Is it possible to store a 32-bit (ARGB) ILBM? I have tried with iffparse.library to do it, nPlanes = 32 and so forth, but MultiView just says, that the file has wrong format. When setting nPlanes = 24 it works (sort of).
Sat, 2013-01-19 01:44
#1
32-bit ILBM??
AFAIK I know IFF24 came about way before we had alpha channels on our platform. Or in the least before it was supported by software or hardware. IFF24 was curious. Geven it was mostly for RTG I would have thought they would have created it as a 1-bitplane depth image with a 24-bit pixel width. That would have made sense to me if it was from a 24-bit framebuffer.

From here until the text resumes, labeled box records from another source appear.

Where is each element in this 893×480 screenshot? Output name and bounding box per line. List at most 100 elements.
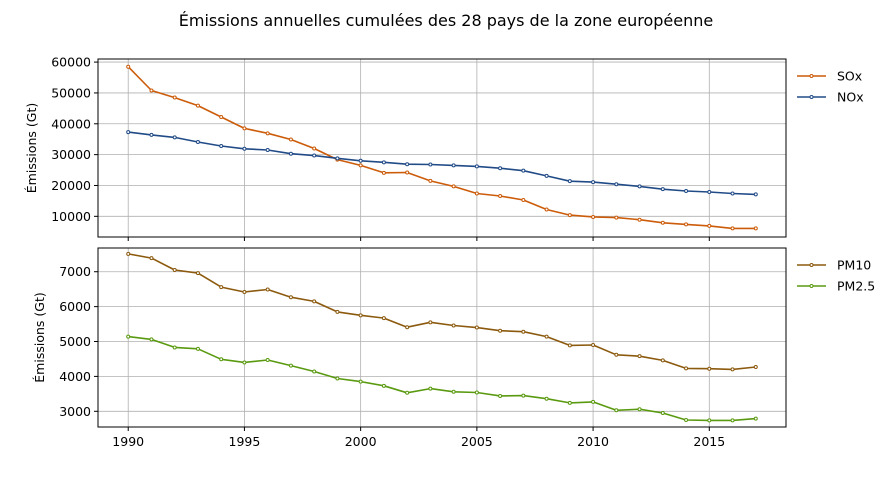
data-point	[614, 215, 619, 220]
data-point	[591, 214, 596, 219]
data-point	[544, 173, 549, 178]
y-axis-label: Émissions (Gt)	[32, 292, 47, 382]
x-tick-label: 2015	[693, 434, 725, 449]
data-point	[567, 400, 572, 405]
data-point	[405, 325, 410, 330]
data-point	[614, 352, 619, 357]
chart-panels: 10000 20000 30000 40000 50000 60000 Émissions …	[24, 55, 875, 449]
data-point	[521, 168, 526, 173]
data-point	[637, 354, 642, 359]
data-point	[149, 337, 154, 342]
data-point	[684, 189, 689, 194]
data-point	[707, 223, 712, 228]
y-tick-label: 4000	[59, 369, 91, 384]
data-point	[126, 64, 131, 69]
data-point	[195, 103, 200, 108]
data-point	[335, 309, 340, 314]
y-tick-label: 10000	[51, 209, 91, 224]
data-point	[312, 146, 317, 151]
data-point	[474, 325, 479, 330]
data-point	[172, 345, 177, 350]
y-tick-label: 60000	[51, 55, 91, 70]
x-tick-label: 1990	[112, 434, 144, 449]
data-point	[753, 226, 758, 231]
data-point	[730, 191, 735, 196]
data-point	[591, 180, 596, 185]
data-point	[149, 88, 154, 93]
data-point	[660, 411, 665, 416]
data-point	[707, 366, 712, 371]
data-point	[637, 184, 642, 189]
data-point	[521, 197, 526, 202]
data-point	[381, 160, 386, 165]
chart-panel-1: 10000 20000 30000 40000 50000 60000 Émissions …	[24, 55, 864, 241]
data-point	[358, 163, 363, 168]
data-point	[428, 386, 433, 391]
data-point	[498, 393, 503, 398]
data-point	[358, 158, 363, 163]
data-point	[242, 289, 247, 294]
data-point	[428, 320, 433, 325]
data-point	[172, 267, 177, 272]
legend-marker	[809, 95, 814, 99]
data-point	[707, 418, 712, 423]
data-point	[730, 418, 735, 423]
x-tick-label: 2005	[461, 434, 493, 449]
data-point	[684, 366, 689, 371]
data-point	[265, 358, 270, 363]
data-point	[591, 343, 596, 348]
data-point	[381, 316, 386, 321]
data-point	[753, 364, 758, 369]
y-axis-label: Émissions (Gt)	[24, 103, 39, 193]
series-line-pm25	[128, 335, 756, 422]
legend-marker	[809, 284, 814, 288]
data-point	[498, 193, 503, 198]
data-point	[498, 328, 503, 333]
data-point	[242, 360, 247, 365]
data-point	[637, 217, 642, 222]
data-point	[474, 164, 479, 169]
data-point	[684, 418, 689, 423]
data-point	[335, 376, 340, 381]
data-point	[265, 148, 270, 153]
data-point	[428, 178, 433, 183]
data-point	[219, 114, 224, 119]
y-tick-label: 50000	[51, 85, 91, 100]
legend-label: PM2.5	[837, 279, 875, 294]
data-point	[567, 343, 572, 348]
data-point	[358, 379, 363, 384]
data-point	[149, 256, 154, 261]
data-point	[614, 408, 619, 413]
data-point	[474, 191, 479, 196]
legend-label: NOx	[837, 90, 864, 105]
data-point	[219, 285, 224, 290]
data-point	[567, 179, 572, 184]
x-tick-label: 1995	[229, 434, 261, 449]
data-point	[567, 213, 572, 218]
y-tick-label: 3000	[59, 404, 91, 419]
x-tick-label: 2010	[577, 434, 609, 449]
data-point	[126, 251, 131, 256]
data-point	[544, 207, 549, 212]
y-tick-label: 40000	[51, 116, 91, 131]
data-point	[288, 151, 293, 156]
data-point	[498, 166, 503, 171]
series-line-sox	[127, 66, 756, 230]
data-point	[288, 363, 293, 368]
data-point	[242, 126, 247, 131]
legend-marker	[809, 263, 814, 267]
y-tick-label: 30000	[51, 147, 91, 162]
y-tick-label: 6000	[59, 299, 91, 314]
data-point	[172, 95, 177, 100]
data-point	[428, 162, 433, 167]
data-point	[312, 153, 317, 158]
data-point	[195, 346, 200, 351]
x-tick-label: 2000	[345, 434, 377, 449]
data-point	[753, 416, 758, 421]
y-tick-label: 20000	[51, 178, 91, 193]
data-point	[521, 329, 526, 334]
series-line-nox	[128, 131, 756, 196]
data-point	[544, 334, 549, 339]
data-point	[451, 163, 456, 168]
data-point	[451, 323, 456, 328]
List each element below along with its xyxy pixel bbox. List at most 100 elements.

So, rejecting 32 and accepting 24 sounds right to me, as an 8-bit RGB triplet only takes up 24-bits. Only RGB would be supported.

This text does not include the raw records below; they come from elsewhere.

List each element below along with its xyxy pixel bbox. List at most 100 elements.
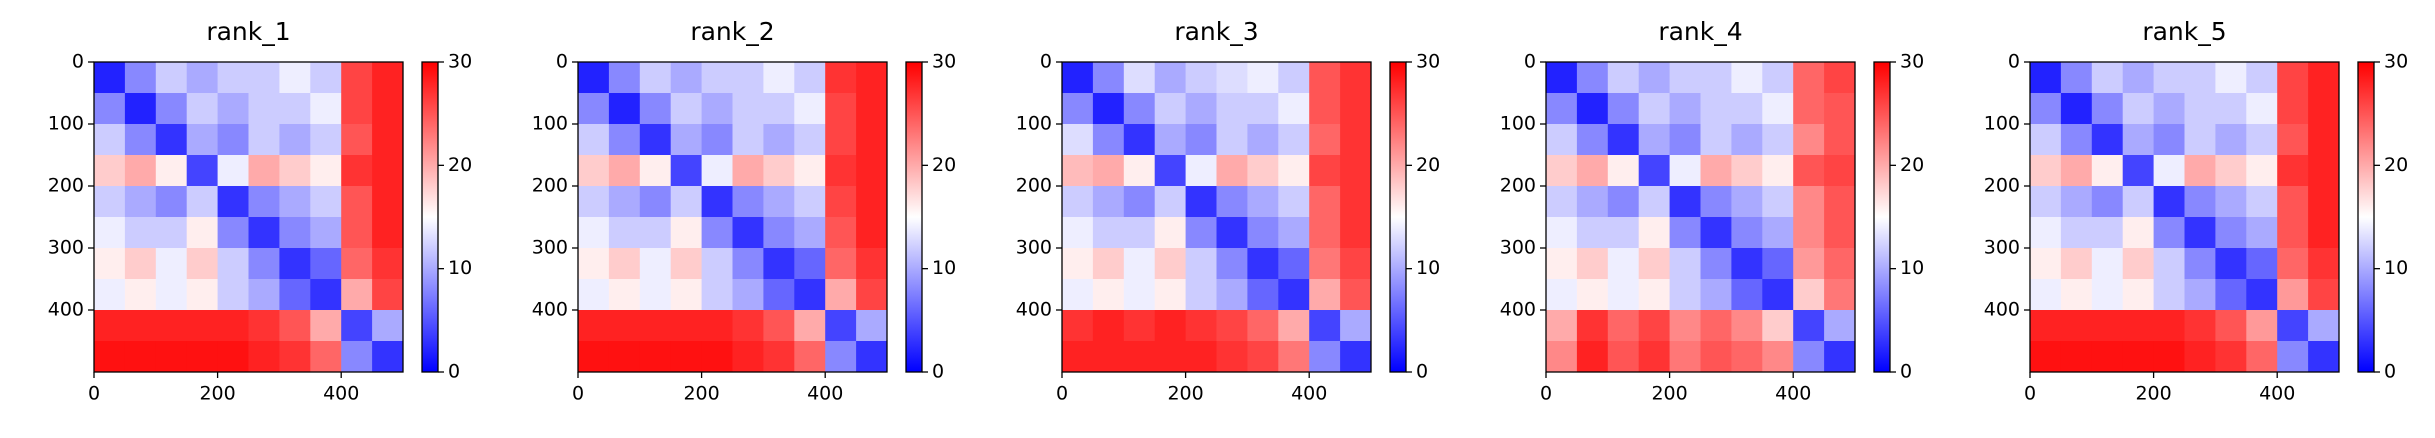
heatmap-cell <box>856 62 888 94</box>
heatmap-cell <box>372 93 404 125</box>
heatmap-cell <box>2153 93 2185 125</box>
heatmap-cell <box>1669 155 1701 187</box>
colorbar-tick-label: 10 <box>448 257 472 279</box>
colorbar <box>2357 61 2375 373</box>
chart-title: rank_4 <box>1658 17 1742 46</box>
heatmap-cell <box>248 124 280 156</box>
heatmap-cell <box>2246 217 2278 249</box>
heatmap-cell <box>248 186 280 218</box>
heatmap-cell <box>732 310 764 342</box>
heatmap-cell <box>1247 341 1279 373</box>
x-tick-label: 400 <box>1775 383 1811 405</box>
heatmap-cell <box>2153 248 2185 280</box>
heatmap-cell <box>1762 155 1794 187</box>
heatmap-cell <box>2246 62 2278 94</box>
heatmap-cell <box>1669 124 1701 156</box>
heatmap-cell <box>1824 248 1856 280</box>
y-tick-label: 300 <box>532 237 568 259</box>
heatmap-cell <box>794 186 826 218</box>
heatmap-cell <box>732 62 764 94</box>
heatmap-cell <box>124 62 157 94</box>
heatmap-cell <box>578 124 610 156</box>
heatmap-cell <box>2308 62 2340 94</box>
heatmap-cell <box>608 310 641 342</box>
heatmap-cell <box>856 124 888 156</box>
heatmap-cell <box>94 341 126 373</box>
heatmap-cell <box>2030 186 2062 218</box>
x-tick-label: 200 <box>2135 383 2171 405</box>
y-tick-label: 400 <box>1984 299 2020 321</box>
heatmap-cell <box>1123 341 1156 373</box>
heatmap-cell <box>1546 248 1578 280</box>
heatmap-cell <box>670 93 703 125</box>
colorbar <box>1389 61 1407 373</box>
heatmap-cell <box>1278 217 1310 249</box>
heatmap-cell <box>248 341 280 373</box>
colorbar-tick-label: 0 <box>932 361 944 383</box>
heatmap-cell <box>2060 248 2093 280</box>
heatmap-cell <box>1638 93 1671 125</box>
heatmap-cell <box>1123 310 1156 342</box>
heatmap-cell <box>1062 341 1094 373</box>
heatmap-cell <box>1669 93 1701 125</box>
heatmap-cell <box>670 124 703 156</box>
colorbar-tick-label: 30 <box>1416 51 1440 73</box>
heatmap-cell <box>639 341 672 373</box>
x-tick-label: 0 <box>1540 383 1552 405</box>
heatmap-cell <box>2308 310 2340 342</box>
plot-frame <box>93 61 404 373</box>
heatmap-cell <box>2122 124 2155 156</box>
colorbar-tick-label: 10 <box>1900 257 1924 279</box>
heatmap-cell <box>1247 310 1279 342</box>
heatmap-cell <box>248 62 280 94</box>
heatmap-cell <box>578 93 610 125</box>
heatmap-cell <box>1700 279 1732 311</box>
heatmap-cell <box>1576 93 1609 125</box>
heatmap-cell <box>1638 186 1671 218</box>
heatmap-cell <box>124 217 157 249</box>
y-tick-label: 300 <box>1984 237 2020 259</box>
heatmap-cell <box>1731 62 1763 94</box>
heatmap-cell <box>701 186 733 218</box>
heatmap-cell <box>1062 310 1094 342</box>
heatmap-cell <box>1309 341 1341 373</box>
heatmap-cell <box>639 217 672 249</box>
heatmap-cell <box>217 279 249 311</box>
heatmap-cell <box>2091 155 2124 187</box>
heatmap-cell <box>1638 310 1671 342</box>
heatmap-cell <box>1062 155 1094 187</box>
heatmap-cell <box>578 186 610 218</box>
heatmap-cell <box>2091 310 2124 342</box>
heatmap-cell <box>1576 155 1609 187</box>
heatmap-cell <box>1247 93 1279 125</box>
heatmap-cell <box>1546 310 1578 342</box>
heatmap-cell <box>1185 248 1217 280</box>
heatmap-cell <box>732 186 764 218</box>
heatmap-cell <box>1185 62 1217 94</box>
heatmap-cell <box>1309 62 1341 94</box>
heatmap-cell <box>2215 279 2247 311</box>
heatmap-cell <box>2184 341 2216 373</box>
heatmap-cell <box>2277 279 2309 311</box>
heatmap-cell <box>1216 93 1248 125</box>
heatmap-cell <box>2091 186 2124 218</box>
chart-title: rank_5 <box>2142 17 2226 46</box>
x-tick-label: 400 <box>323 383 359 405</box>
heatmap-cell <box>670 186 703 218</box>
colorbar-tick-label: 10 <box>932 257 956 279</box>
heatmap-cell <box>1123 62 1156 94</box>
heatmap-cell <box>825 279 857 311</box>
heatmap-cell <box>1062 248 1094 280</box>
heatmap-cell <box>1278 186 1310 218</box>
heatmap-cell <box>701 341 733 373</box>
heatmap-cell <box>578 155 610 187</box>
heatmap-cell <box>2153 279 2185 311</box>
heatmap-cell <box>186 62 219 94</box>
heatmap-cell <box>2215 217 2247 249</box>
heatmap-cell <box>1700 248 1732 280</box>
heatmap-cell <box>1762 310 1794 342</box>
heatmap-cell <box>124 93 157 125</box>
heatmap-cell <box>1216 217 1248 249</box>
x-tick-label: 0 <box>572 383 584 405</box>
heatmap-cell <box>94 155 126 187</box>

The ILBM format was extended to allow 32-bit (24-bit RGB + 8-bit alpha channel) for AmigaOS 4.x. I don't know how exactly this was done but the datatypes system supports it so instead of writing your own ILBM code using iffparse you could just use datatypes to output the file.
@salass00
Ok, but I need to write to the Clipboard, is that possible with datatypes?

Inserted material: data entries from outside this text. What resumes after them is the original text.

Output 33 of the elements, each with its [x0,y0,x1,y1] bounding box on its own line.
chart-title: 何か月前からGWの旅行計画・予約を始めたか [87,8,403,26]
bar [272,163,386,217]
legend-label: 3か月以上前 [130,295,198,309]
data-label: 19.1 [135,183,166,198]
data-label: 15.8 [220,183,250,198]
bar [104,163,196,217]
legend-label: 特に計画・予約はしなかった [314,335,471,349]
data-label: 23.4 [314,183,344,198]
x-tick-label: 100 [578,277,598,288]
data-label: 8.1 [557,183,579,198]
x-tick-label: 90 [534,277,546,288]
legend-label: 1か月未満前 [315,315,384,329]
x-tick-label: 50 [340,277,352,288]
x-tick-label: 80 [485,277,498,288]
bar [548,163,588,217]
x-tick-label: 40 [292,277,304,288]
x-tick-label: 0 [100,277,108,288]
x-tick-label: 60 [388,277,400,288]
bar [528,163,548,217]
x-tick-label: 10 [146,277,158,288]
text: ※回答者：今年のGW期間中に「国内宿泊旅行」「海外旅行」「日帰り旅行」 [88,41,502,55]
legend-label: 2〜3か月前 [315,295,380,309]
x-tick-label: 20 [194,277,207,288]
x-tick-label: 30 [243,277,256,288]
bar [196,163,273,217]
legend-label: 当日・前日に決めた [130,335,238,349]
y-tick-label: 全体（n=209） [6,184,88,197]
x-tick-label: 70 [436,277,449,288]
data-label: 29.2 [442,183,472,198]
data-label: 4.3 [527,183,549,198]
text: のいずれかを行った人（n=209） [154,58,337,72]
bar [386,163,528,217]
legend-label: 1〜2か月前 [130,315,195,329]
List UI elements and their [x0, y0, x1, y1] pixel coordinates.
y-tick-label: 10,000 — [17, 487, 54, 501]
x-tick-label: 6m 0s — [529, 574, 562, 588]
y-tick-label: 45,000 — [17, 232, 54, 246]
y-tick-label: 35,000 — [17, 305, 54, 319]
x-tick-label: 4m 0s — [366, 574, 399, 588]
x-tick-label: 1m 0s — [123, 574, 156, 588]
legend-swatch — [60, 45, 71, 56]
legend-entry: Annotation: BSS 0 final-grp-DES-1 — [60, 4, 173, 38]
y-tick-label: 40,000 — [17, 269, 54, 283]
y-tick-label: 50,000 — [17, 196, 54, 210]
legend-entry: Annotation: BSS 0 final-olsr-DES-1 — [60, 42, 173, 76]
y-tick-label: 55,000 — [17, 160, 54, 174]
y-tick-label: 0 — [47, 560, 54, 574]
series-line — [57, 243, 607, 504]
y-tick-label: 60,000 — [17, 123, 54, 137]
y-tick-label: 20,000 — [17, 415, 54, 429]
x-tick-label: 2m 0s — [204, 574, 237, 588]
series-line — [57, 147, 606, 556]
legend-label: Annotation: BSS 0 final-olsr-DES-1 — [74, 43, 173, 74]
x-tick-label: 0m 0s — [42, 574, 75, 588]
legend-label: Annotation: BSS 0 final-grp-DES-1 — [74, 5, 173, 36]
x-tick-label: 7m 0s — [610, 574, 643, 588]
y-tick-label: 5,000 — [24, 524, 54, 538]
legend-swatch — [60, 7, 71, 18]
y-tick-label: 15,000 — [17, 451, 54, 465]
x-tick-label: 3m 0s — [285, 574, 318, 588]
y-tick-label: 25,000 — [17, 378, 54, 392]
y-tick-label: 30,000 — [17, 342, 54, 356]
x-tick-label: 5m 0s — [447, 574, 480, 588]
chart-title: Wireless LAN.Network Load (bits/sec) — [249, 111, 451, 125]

EDIT: Found this thread, thanks. :)
Ok, I haven't changed my code to use datatypes, I probably should. But just out of interest: How do I handle images, that don't have a width of 8*somthing? Whenever I save a screenshot of the whole screen, it comes out correctly, but when I try and save a smaller image, where the width is not a product of 8, I get garbled graphics. The documentation I have been able to track down doesn't say anothing about this. I'm thinking either a) I have to skip the remaining bits whenever I write a bitplane b) I only have to skip bits when a full line has been written c) I never have to skip bits (which would be odd in my oppinion). Does anyone know about this??
Bytes per row must be an even number (pixel width must be divisible by 16, not by 8).
You can use the RASSIZE macro to calculate the number of bytes per row from the width. Use RASSIZE(width,1).